I’m not sorry about my Dad. The leader of the band is gone, but his blood runs through my instrument, and his song is in my soul. I am a living legacy to the leader of the band. My Dad didn’t play his guitar much during my life at home. But he sang. Nearly all day long. And he yodeled. “Yodel for us, Tennessee,” the men at the factory would say to him. He sang at home. He sang at work. He sang at church. He led singing at church, even though he never could get the hang of the right kind of conducting patterns. He sang the lead. He sang harmony. He sang tenor, and he sang bass. I came home from school near the end of 2nd grade, telling my parents that I wanted to take piano lessons. I hadn’t a clue that the older 3 had been denied instrument lessons (or being in band) due to lack of funds. Okay, I’m crying right now because this always gets me. Why did they say Yes to me? Oh, my goodness, where would I be now without my years of piano lessons, and studying piano in college, and getting those degrees, and now teaching music to others? My Dad paid for weekly lessons for 10 years — no summer breaks for me, and then helped me financially through 4.5 years of undergraduate and then 2 years of graduate school. My Dad gave me the gift of music in so many ways. I think in his own life, financial security won over artistic endeavors, but he allowed me the freedom and supported me in pursuing art. What is to be sorry about that?

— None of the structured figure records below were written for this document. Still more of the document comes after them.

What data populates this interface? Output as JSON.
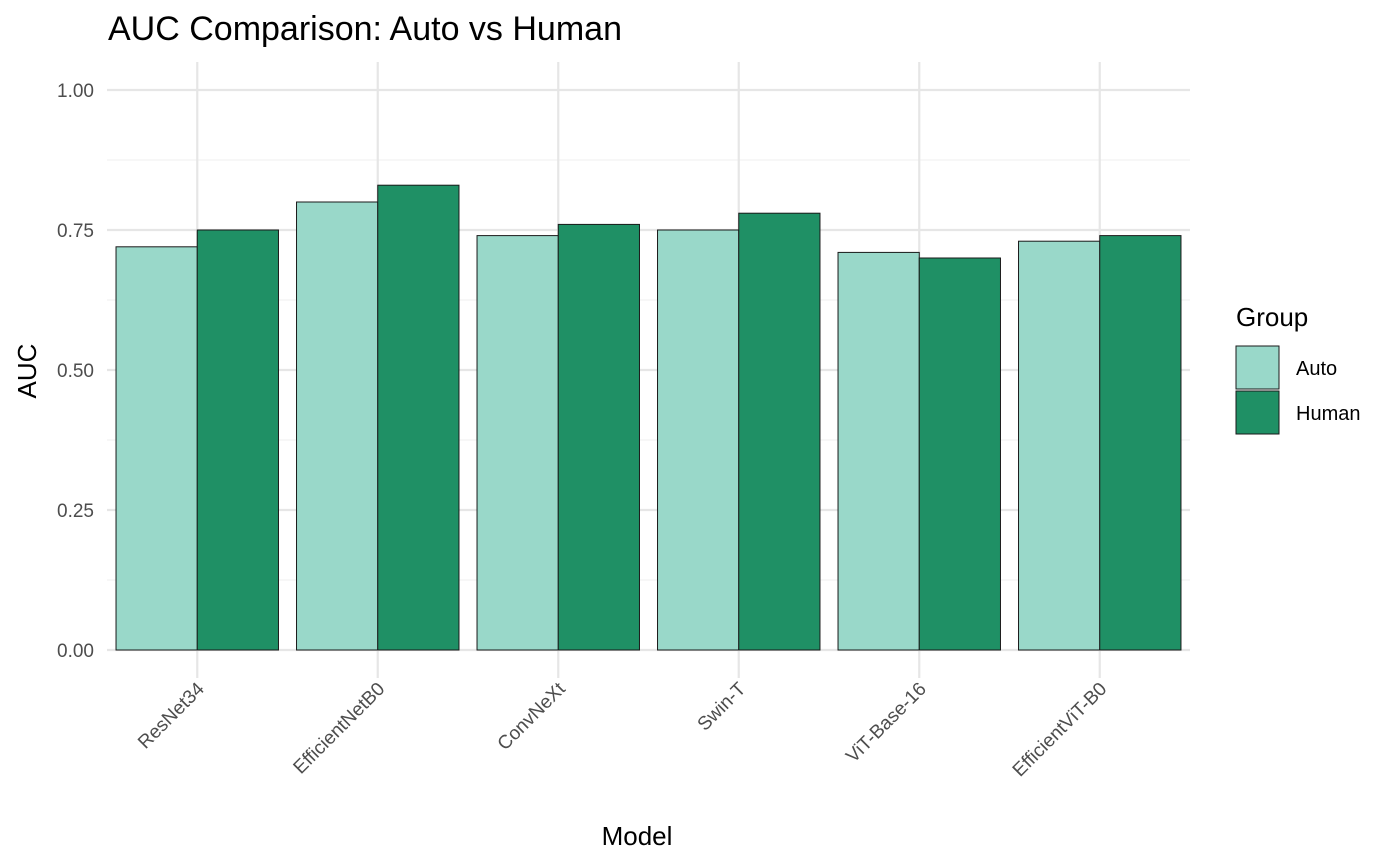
{
  "chart_data": {
    "type": "bar",
    "title": "AUC Comparison: Auto vs Human",
    "xlabel": "Model",
    "ylabel": "AUC",
    "categories": [
      "ResNet34",
      "EfficientNetB0",
      "ConvNeXt",
      "Swin-T",
      "ViT-Base-16",
      "EfficientViT-B0"
    ],
    "series": [
      {
        "name": "Auto",
        "color": "#99d8c9",
        "values": [
          0.72,
          0.8,
          0.74,
          0.75,
          0.71,
          0.73
        ]
      },
      {
        "name": "Human",
        "color": "#1f9065",
        "values": [
          0.75,
          0.83,
          0.76,
          0.78,
          0.7,
          0.74
        ]
      }
    ],
    "ylim": [
      0,
      1.0
    ],
    "yticks": [
      "0.00",
      "0.25",
      "0.50",
      "0.75",
      "1.00"
    ],
    "legend": {
      "title": "Group",
      "placement": "right"
    },
    "grid": true
  }
}
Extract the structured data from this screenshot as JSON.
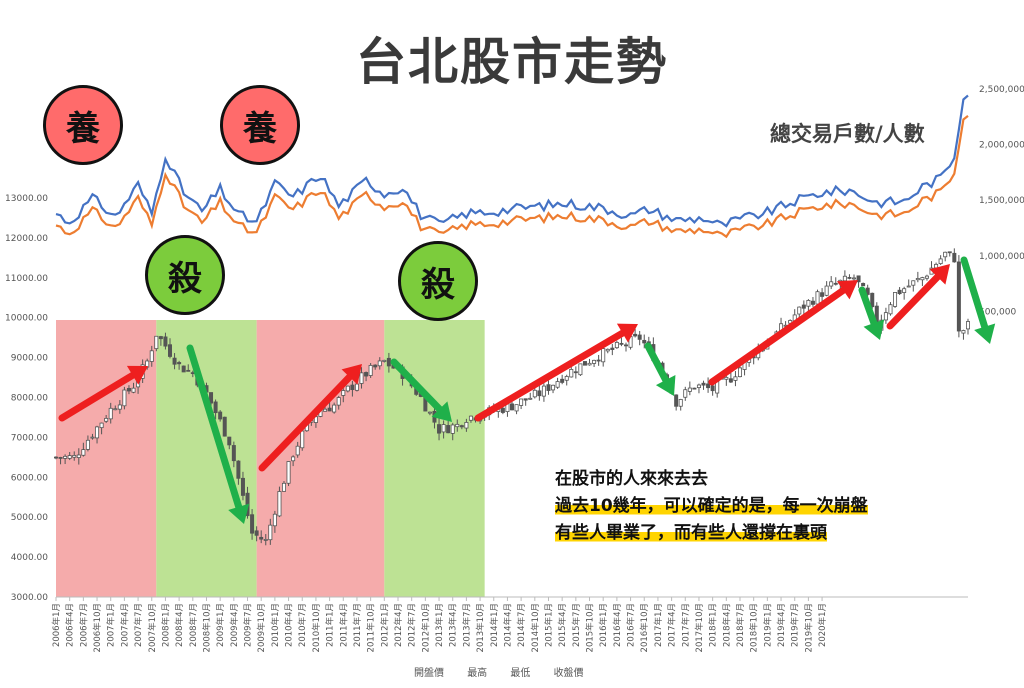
{
  "title": "台北股市走勢",
  "badges": [
    {
      "text": "養",
      "kind": "raise"
    },
    {
      "text": "養",
      "kind": "raise"
    },
    {
      "text": "殺",
      "kind": "kill"
    },
    {
      "text": "殺",
      "kind": "kill"
    }
  ],
  "series_label": "總交易戶數/人數",
  "note": {
    "line1": "在股市的人來來去去",
    "line2": "過去10幾年，可以確定的是，每一次崩盤",
    "line3": "有些人畢業了，而有些人還撐在裏頭"
  },
  "legend": [
    "開盤價",
    "最高",
    "最低",
    "收盤價"
  ],
  "colors": {
    "raise_zone": "#f4a6a6",
    "kill_zone": "#b9e08e",
    "up_arrow": "#ee1f1f",
    "down_arrow": "#1fb04a",
    "accounts_line": "#4472c4",
    "people_line": "#ed7d31",
    "candle": "#555555"
  },
  "chart_data": {
    "type": "candlestick",
    "left_axis": {
      "ticks": [
        "3000.00",
        "4000.00",
        "5000.00",
        "6000.00",
        "7000.00",
        "8000.00",
        "9000.00",
        "10000.00",
        "11000.00",
        "12000.00",
        "13000.00"
      ],
      "range": [
        3000,
        13000
      ]
    },
    "right_axis": {
      "ticks": [
        "500,000",
        "1,000,000",
        "1,500,000",
        "2,000,000",
        "2,500,000"
      ],
      "range": [
        0,
        2500000
      ]
    },
    "x_labels": [
      "2006年1月",
      "2006年4月",
      "2006年7月",
      "2006年10月",
      "2007年1月",
      "2007年4月",
      "2007年7月",
      "2007年10月",
      "2008年1月",
      "2008年4月",
      "2008年7月",
      "2008年10月",
      "2009年1月",
      "2009年4月",
      "2009年7月",
      "2009年10月",
      "2010年1月",
      "2010年4月",
      "2010年7月",
      "2010年10月",
      "2011年1月",
      "2011年4月",
      "2011年7月",
      "2011年10月",
      "2012年1月",
      "2012年4月",
      "2012年7月",
      "2012年10月",
      "2013年1月",
      "2013年4月",
      "2013年7月",
      "2013年10月",
      "2014年1月",
      "2014年4月",
      "2014年7月",
      "2014年10月",
      "2015年1月",
      "2015年4月",
      "2015年7月",
      "2015年10月",
      "2016年1月",
      "2016年4月",
      "2016年7月",
      "2016年10月",
      "2017年1月",
      "2017年4月",
      "2017年7月",
      "2017年10月",
      "2018年1月",
      "2018年4月",
      "2018年7月",
      "2018年10月",
      "2019年1月",
      "2019年4月",
      "2019年7月",
      "2019年10月",
      "2020年1月"
    ],
    "close_anchors": [
      [
        0,
        6500
      ],
      [
        4,
        6500
      ],
      [
        8,
        7100
      ],
      [
        12,
        7700
      ],
      [
        17,
        8300
      ],
      [
        20,
        8900
      ],
      [
        22,
        9600
      ],
      [
        24,
        9300
      ],
      [
        27,
        8800
      ],
      [
        30,
        8600
      ],
      [
        33,
        8100
      ],
      [
        36,
        7400
      ],
      [
        38,
        6900
      ],
      [
        41,
        5500
      ],
      [
        43,
        4600
      ],
      [
        46,
        4400
      ],
      [
        49,
        5600
      ],
      [
        52,
        6600
      ],
      [
        55,
        7300
      ],
      [
        58,
        7700
      ],
      [
        61,
        7800
      ],
      [
        64,
        8200
      ],
      [
        68,
        8600
      ],
      [
        72,
        8900
      ],
      [
        76,
        8600
      ],
      [
        80,
        8000
      ],
      [
        84,
        7200
      ],
      [
        88,
        7300
      ],
      [
        90,
        7500
      ],
      [
        94,
        7600
      ],
      [
        100,
        7800
      ],
      [
        106,
        8100
      ],
      [
        112,
        8600
      ],
      [
        118,
        9000
      ],
      [
        124,
        9300
      ],
      [
        128,
        9500
      ],
      [
        132,
        8900
      ],
      [
        136,
        7900
      ],
      [
        140,
        8300
      ],
      [
        144,
        8200
      ],
      [
        148,
        8500
      ],
      [
        152,
        9000
      ],
      [
        158,
        9600
      ],
      [
        164,
        10300
      ],
      [
        170,
        10800
      ],
      [
        175,
        11000
      ],
      [
        178,
        10500
      ],
      [
        180,
        9800
      ],
      [
        184,
        10600
      ],
      [
        190,
        11000
      ],
      [
        195,
        11600
      ],
      [
        197,
        11500
      ],
      [
        198,
        9600
      ],
      [
        200,
        9800
      ]
    ],
    "accounts_anchors": [
      [
        0,
        1380000
      ],
      [
        3,
        1300000
      ],
      [
        8,
        1520000
      ],
      [
        13,
        1350000
      ],
      [
        18,
        1640000
      ],
      [
        21,
        1380000
      ],
      [
        24,
        1910000
      ],
      [
        28,
        1570000
      ],
      [
        32,
        1400000
      ],
      [
        36,
        1600000
      ],
      [
        40,
        1370000
      ],
      [
        44,
        1300000
      ],
      [
        48,
        1650000
      ],
      [
        52,
        1530000
      ],
      [
        58,
        1730000
      ],
      [
        62,
        1450000
      ],
      [
        68,
        1680000
      ],
      [
        72,
        1560000
      ],
      [
        76,
        1620000
      ],
      [
        80,
        1370000
      ],
      [
        84,
        1280000
      ],
      [
        90,
        1380000
      ],
      [
        96,
        1400000
      ],
      [
        104,
        1440000
      ],
      [
        112,
        1470000
      ],
      [
        120,
        1430000
      ],
      [
        126,
        1360000
      ],
      [
        130,
        1420000
      ],
      [
        136,
        1320000
      ],
      [
        142,
        1340000
      ],
      [
        146,
        1270000
      ],
      [
        150,
        1330000
      ],
      [
        156,
        1390000
      ],
      [
        162,
        1490000
      ],
      [
        168,
        1570000
      ],
      [
        174,
        1590000
      ],
      [
        180,
        1480000
      ],
      [
        186,
        1490000
      ],
      [
        190,
        1620000
      ],
      [
        194,
        1700000
      ],
      [
        197,
        1900000
      ],
      [
        199,
        2450000
      ]
    ],
    "people_ratio": 0.925
  }
}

My Dad was far from perfect. I could also list ways that I wish he had been different. I wish he hadn’t had so many fears. I wish he hadn’t felt insecure around others who were more educated. I wish he would have pursued a career in the cyphering that he loved so much. Maybe he could have used a little more ambition and accepted those foreman job offers. And now I’m thinking about other good things that I haven’t told you about him — about how he went across the ocean to serve in WWII, expecting to die over there; the responsibilities he was given over there because he was….responsible; responsibilities that years later he still couldn’t believe they gave an 8th grade graduate farm boy from the hills of Tennessee. So as I attempted to think of a few weaknesses, good things came flooding back to me. That’s what happens when you had a very good Dad. I am so not sorry about my Dad.